There can be no “charge of hypocrisy for casually deviating from his trademark pretension to textualism in statutory interpretation” if Justice Scalia rule Hobby Lobby et al. are “persons” under RFRA because of such an interpretation is consistent with the text of that law, as defined by the Dictionary Act. Given the repeated claims without evidence or logic in this post and others on this site, I am starting to wonder if the Author has not some deep hatred for anything associated with Justice Scalia.
From towards the end, “If the Court says the derivative nature a provision of law that provides a right to ‘persons’ comes from the personal closeness of its shareholders to the corporation, then Citizens United should be limited to closely held corporations, too.” If such an opinion were to occur, maybe; however, this situation does not appear to be under consideration. If anything, as suggested by the Chief Justice, a decision would be limited to closely held corporations, with a decision about other corporations left for another day.

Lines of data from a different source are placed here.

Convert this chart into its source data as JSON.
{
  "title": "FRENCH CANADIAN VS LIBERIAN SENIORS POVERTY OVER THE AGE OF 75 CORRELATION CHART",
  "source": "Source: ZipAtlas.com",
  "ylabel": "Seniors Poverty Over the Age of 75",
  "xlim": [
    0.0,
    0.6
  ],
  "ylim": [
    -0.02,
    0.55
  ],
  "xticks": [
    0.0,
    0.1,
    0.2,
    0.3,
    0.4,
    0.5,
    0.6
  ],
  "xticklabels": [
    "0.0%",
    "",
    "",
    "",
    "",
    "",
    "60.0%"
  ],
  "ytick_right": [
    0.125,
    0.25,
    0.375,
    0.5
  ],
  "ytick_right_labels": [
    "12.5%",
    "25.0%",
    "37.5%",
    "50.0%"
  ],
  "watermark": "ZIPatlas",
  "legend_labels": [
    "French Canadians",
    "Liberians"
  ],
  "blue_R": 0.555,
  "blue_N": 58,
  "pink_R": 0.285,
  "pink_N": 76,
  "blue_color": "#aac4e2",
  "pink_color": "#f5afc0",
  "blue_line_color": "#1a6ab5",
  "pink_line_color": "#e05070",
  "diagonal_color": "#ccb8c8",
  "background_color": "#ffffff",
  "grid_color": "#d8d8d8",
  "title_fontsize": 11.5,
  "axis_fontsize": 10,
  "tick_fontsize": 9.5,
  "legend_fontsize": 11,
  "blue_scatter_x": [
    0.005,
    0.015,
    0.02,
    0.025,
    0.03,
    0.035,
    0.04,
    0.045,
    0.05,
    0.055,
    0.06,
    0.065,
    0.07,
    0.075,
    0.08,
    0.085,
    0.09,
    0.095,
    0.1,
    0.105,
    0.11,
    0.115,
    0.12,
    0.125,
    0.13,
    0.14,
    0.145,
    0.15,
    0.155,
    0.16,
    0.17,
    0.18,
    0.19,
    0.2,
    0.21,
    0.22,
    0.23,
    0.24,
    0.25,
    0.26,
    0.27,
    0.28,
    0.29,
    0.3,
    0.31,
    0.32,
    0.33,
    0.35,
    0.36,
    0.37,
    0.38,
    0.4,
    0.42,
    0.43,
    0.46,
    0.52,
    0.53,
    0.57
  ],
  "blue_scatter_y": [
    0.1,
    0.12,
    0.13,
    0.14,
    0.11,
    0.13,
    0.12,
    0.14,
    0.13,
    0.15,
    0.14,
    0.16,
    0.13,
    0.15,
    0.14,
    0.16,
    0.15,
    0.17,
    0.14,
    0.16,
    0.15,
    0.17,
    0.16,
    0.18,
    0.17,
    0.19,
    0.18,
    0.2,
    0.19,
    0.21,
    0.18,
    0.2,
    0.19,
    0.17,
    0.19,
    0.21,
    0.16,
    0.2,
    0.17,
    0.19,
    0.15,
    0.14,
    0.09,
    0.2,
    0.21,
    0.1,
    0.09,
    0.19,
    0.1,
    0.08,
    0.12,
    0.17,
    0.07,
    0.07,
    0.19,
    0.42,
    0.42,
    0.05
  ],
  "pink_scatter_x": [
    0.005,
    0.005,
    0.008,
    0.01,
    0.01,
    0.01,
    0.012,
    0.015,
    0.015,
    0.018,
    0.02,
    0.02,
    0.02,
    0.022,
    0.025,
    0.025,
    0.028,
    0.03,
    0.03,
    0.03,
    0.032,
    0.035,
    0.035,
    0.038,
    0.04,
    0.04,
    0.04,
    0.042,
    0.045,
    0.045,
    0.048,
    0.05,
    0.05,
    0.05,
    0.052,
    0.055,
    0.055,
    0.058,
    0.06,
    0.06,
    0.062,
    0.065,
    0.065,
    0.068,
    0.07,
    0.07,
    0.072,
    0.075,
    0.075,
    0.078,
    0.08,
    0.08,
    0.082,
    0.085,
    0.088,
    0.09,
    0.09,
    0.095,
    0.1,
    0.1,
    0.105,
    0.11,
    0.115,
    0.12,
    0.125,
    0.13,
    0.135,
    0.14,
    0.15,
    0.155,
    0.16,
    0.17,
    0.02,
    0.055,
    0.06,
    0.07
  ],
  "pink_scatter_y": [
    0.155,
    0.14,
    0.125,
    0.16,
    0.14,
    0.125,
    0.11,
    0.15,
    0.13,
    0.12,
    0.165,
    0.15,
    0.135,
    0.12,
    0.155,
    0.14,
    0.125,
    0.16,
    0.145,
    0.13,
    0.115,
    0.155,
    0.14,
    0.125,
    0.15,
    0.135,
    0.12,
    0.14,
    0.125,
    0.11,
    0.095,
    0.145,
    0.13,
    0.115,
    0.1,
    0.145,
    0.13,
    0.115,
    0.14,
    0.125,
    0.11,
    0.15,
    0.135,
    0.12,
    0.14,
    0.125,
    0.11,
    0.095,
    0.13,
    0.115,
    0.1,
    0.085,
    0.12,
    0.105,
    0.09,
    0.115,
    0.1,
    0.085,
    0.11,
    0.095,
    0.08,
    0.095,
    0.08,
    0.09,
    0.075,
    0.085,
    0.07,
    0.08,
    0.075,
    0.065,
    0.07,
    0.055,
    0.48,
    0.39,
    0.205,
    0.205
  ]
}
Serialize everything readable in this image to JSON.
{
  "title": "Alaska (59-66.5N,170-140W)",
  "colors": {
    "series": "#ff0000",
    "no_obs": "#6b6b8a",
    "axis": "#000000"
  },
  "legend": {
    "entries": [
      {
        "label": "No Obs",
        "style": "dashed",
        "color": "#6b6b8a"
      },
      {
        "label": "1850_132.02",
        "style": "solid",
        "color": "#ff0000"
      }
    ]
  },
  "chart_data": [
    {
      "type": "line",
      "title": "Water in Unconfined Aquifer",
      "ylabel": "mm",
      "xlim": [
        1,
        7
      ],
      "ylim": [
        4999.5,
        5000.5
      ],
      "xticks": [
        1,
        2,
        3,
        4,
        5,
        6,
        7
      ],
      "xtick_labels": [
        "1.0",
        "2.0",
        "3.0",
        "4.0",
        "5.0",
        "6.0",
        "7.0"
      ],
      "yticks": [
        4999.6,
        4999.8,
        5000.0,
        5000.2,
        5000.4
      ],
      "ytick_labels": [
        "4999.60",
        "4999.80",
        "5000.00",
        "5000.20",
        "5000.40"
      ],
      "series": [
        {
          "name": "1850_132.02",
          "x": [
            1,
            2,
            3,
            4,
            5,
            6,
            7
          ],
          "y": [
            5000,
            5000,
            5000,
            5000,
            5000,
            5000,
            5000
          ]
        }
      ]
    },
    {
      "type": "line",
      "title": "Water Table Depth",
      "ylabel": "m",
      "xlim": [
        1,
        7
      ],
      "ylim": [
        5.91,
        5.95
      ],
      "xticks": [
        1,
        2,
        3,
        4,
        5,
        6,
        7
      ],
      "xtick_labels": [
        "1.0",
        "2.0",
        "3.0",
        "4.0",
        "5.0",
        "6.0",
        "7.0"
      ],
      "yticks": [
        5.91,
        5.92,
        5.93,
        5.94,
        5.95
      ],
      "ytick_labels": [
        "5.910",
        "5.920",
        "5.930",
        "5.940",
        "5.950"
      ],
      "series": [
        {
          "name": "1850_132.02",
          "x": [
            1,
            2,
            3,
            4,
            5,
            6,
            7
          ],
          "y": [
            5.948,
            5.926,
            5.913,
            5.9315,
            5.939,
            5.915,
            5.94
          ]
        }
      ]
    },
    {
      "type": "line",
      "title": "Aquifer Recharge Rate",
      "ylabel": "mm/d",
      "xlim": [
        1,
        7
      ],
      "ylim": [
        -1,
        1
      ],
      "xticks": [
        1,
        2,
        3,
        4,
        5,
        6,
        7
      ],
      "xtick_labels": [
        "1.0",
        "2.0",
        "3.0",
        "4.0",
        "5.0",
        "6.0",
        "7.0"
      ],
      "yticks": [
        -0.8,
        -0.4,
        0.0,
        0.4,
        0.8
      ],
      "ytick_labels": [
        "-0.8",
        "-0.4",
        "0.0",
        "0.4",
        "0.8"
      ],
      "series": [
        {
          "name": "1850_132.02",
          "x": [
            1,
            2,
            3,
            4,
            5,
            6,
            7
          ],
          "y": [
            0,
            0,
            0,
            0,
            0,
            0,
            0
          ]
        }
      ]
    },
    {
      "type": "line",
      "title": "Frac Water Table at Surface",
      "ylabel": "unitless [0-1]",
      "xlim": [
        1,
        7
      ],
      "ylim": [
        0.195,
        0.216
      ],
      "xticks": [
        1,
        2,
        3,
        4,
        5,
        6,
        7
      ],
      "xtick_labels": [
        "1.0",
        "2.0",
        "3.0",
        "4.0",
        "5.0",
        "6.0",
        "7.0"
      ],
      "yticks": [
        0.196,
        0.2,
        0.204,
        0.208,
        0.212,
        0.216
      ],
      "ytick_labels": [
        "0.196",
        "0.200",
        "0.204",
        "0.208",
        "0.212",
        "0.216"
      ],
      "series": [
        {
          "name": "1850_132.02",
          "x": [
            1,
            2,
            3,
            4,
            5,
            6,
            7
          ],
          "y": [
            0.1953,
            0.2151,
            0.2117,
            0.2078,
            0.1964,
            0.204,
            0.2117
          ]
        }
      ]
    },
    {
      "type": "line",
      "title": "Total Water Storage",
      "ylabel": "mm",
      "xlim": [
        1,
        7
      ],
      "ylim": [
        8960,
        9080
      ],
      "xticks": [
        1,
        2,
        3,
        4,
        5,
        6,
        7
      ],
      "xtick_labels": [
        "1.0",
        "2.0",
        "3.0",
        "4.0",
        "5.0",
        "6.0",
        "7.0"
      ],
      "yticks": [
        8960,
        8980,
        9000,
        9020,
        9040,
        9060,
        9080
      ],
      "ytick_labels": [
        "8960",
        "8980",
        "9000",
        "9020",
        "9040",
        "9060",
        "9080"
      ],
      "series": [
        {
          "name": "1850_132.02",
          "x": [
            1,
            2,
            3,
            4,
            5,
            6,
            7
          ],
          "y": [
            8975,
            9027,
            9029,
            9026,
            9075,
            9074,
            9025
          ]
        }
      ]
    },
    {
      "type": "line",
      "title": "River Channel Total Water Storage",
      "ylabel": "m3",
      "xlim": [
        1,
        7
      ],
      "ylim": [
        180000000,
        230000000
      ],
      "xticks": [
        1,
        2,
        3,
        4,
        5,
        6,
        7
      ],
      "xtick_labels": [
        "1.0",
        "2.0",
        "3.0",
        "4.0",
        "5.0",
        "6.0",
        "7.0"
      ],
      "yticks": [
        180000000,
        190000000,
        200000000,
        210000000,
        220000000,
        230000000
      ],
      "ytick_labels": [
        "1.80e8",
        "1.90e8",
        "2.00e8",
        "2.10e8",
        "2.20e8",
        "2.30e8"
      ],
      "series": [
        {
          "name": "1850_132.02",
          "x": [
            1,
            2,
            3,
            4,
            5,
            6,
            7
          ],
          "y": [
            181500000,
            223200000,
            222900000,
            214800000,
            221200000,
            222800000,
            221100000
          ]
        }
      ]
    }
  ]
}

The penultimate paragraph seems self-contradictory. If the right in question is “really a proclaimed right of unaffiliated people to hear the corporation’s CEO’s speech, funded, though, by all the shareholders–or, as Kennedy out it, the association of citizens”, that right is independent of “the financial interests of all of the association’s citizen members”. Therefore, the example of “union members who owned shares of the company through their pension fund” is wholly irrelevant.